There are several bills on the table during the 2021 legislative session that may release hundreds of prisoners, including one sponsored by Del. Jazz Lewis (D-Prince George’s) that would allow adults convicted as minors to petition to have their sentences reduced and another sponsored by Sen. Jill P. Carter (D-Baltimore City) and cross-filed by Del. Charlotte Crutchfield (D-Montgomery) that would allow individuals convicted of first-degree murder as minors to have their convictions reviewed. 

House Judiciary Chairman Luke H. Clippinger (D-Baltimore City). Photo by Danielle E. Gaines.

Another bill that would remove the governor from the parole process was introduced by House Judiciary Committee Chairman Luke Clippinger (D-Baltimore City) and Del. Pam Queen (D-Montgomery).

Maryland is one of just a few remaining states that require its governor to sign off on the state parole commission’s recommendations for parole and commutation of life sentences. Should it be enacted, this policy would remove the governor from parole decisions for life sentences. 

The bill passed in the House during the 2020 session but died in the Senate due to time restraints related to the pandemic. Iterations of this legislation have cycled through the General Assembly for years.

In spite of the pending legislation, stakeholders say that Hogan needs to take action via executive order to keep the prison population safe as the pandemic presses on.

“It’s not going to be one magic wand that fixes it,” said Hazelton. “It wasn’t one bad thing that created this situation, so there’s not going to be one good thing that fixes it. It‘s gonna be a host and a suite of things that have to happen in order to make corrective actions to get us where we need to be.”

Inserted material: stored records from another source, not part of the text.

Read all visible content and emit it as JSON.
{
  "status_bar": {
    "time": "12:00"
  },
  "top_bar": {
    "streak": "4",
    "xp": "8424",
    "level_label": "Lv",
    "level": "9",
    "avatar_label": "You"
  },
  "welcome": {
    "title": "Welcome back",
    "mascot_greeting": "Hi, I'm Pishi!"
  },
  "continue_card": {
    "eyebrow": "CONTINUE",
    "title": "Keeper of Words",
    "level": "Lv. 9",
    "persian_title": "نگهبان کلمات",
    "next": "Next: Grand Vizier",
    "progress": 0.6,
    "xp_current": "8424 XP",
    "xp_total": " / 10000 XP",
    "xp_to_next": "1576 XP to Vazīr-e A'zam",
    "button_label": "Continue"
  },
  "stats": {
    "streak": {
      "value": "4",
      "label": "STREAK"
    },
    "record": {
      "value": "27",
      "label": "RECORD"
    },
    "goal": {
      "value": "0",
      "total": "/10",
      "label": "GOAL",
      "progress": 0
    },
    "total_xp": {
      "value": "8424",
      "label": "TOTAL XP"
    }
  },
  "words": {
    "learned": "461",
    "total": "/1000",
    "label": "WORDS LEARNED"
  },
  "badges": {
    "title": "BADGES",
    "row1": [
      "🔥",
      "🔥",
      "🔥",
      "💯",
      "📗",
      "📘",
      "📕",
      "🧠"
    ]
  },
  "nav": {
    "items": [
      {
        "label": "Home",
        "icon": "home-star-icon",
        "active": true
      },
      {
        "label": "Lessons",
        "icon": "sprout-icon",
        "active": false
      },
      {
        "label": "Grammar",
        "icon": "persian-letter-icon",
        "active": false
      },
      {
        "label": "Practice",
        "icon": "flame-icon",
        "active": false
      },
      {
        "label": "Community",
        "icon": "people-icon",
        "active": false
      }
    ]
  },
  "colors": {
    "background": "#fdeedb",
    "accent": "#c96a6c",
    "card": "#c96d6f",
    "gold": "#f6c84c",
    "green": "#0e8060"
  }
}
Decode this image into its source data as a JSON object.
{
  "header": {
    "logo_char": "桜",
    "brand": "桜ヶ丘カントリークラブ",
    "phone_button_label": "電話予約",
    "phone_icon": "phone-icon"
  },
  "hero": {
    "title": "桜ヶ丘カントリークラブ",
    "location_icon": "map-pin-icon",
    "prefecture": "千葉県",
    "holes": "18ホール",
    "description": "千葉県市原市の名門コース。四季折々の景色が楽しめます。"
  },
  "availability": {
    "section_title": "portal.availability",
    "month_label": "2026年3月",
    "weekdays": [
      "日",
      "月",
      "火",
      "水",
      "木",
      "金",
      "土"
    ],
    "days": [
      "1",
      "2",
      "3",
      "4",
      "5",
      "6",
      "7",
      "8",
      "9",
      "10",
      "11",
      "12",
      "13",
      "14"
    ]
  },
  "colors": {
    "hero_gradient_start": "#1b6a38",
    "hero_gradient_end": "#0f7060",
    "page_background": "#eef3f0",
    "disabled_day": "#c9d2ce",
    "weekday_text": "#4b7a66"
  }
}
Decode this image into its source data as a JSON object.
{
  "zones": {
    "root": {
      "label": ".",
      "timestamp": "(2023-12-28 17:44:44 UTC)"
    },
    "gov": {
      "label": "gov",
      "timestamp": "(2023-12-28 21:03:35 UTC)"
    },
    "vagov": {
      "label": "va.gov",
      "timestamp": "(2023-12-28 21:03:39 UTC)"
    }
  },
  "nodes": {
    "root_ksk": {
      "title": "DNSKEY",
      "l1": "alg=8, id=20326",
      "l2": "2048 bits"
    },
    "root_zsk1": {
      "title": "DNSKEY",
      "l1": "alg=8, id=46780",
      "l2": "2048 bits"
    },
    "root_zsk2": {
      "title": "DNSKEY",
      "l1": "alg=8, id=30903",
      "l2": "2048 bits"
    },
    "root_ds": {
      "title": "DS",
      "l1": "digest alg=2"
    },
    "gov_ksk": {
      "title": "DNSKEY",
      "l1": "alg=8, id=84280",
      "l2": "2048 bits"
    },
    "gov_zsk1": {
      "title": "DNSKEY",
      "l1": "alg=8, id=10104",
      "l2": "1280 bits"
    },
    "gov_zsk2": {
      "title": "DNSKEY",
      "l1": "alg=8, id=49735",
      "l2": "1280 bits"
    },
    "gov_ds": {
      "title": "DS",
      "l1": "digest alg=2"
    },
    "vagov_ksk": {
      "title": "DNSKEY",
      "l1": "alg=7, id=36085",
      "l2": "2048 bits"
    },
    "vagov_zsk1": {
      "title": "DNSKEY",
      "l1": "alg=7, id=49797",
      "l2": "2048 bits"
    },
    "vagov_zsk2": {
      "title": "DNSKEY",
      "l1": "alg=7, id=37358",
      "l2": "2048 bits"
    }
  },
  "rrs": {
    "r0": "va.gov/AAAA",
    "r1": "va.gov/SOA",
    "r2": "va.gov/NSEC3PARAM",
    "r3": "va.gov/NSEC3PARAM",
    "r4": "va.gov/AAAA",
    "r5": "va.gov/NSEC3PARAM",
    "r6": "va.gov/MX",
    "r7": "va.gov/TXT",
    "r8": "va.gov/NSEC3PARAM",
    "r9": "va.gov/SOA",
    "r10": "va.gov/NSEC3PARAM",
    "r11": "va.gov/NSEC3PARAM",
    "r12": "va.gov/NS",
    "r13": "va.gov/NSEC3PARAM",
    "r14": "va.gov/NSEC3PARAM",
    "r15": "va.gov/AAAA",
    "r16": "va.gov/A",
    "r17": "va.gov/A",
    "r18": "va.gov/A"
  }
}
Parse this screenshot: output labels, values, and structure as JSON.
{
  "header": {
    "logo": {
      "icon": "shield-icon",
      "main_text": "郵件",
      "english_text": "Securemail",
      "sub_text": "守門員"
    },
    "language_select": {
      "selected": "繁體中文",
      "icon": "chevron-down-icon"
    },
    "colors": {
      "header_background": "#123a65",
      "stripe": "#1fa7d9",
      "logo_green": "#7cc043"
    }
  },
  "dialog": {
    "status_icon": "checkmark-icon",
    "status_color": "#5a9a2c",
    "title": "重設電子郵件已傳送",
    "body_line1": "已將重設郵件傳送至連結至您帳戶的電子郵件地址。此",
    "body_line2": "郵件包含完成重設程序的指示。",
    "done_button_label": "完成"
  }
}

Turner Bey called for Hogan to act immediately.

“The house is on fire. There is no time for us to be playing cards,” he said. “There is no time for games ― individuals’ lives are on the line.”

And he knows exactly how dire the situation is.

Turner Bey wept several times as he recounted the conditions he and his fellow inmates were exposed to, like the tent set up at Jessup Correctional Institution to house inmates infected with COVID-19.  

He said that patients are shackled to the bed by one leg and handcuffed on the opposite hand while they’re being treated. 

“Your left leg is shackled while your right hand is handcuffed to the bed,” he explained. “And the tents are cold.”

“Why men and women are getting this [in]humane treatment in America in this day and time?” he asked through tears. “Why we must die and we wasn’t given death sentences?”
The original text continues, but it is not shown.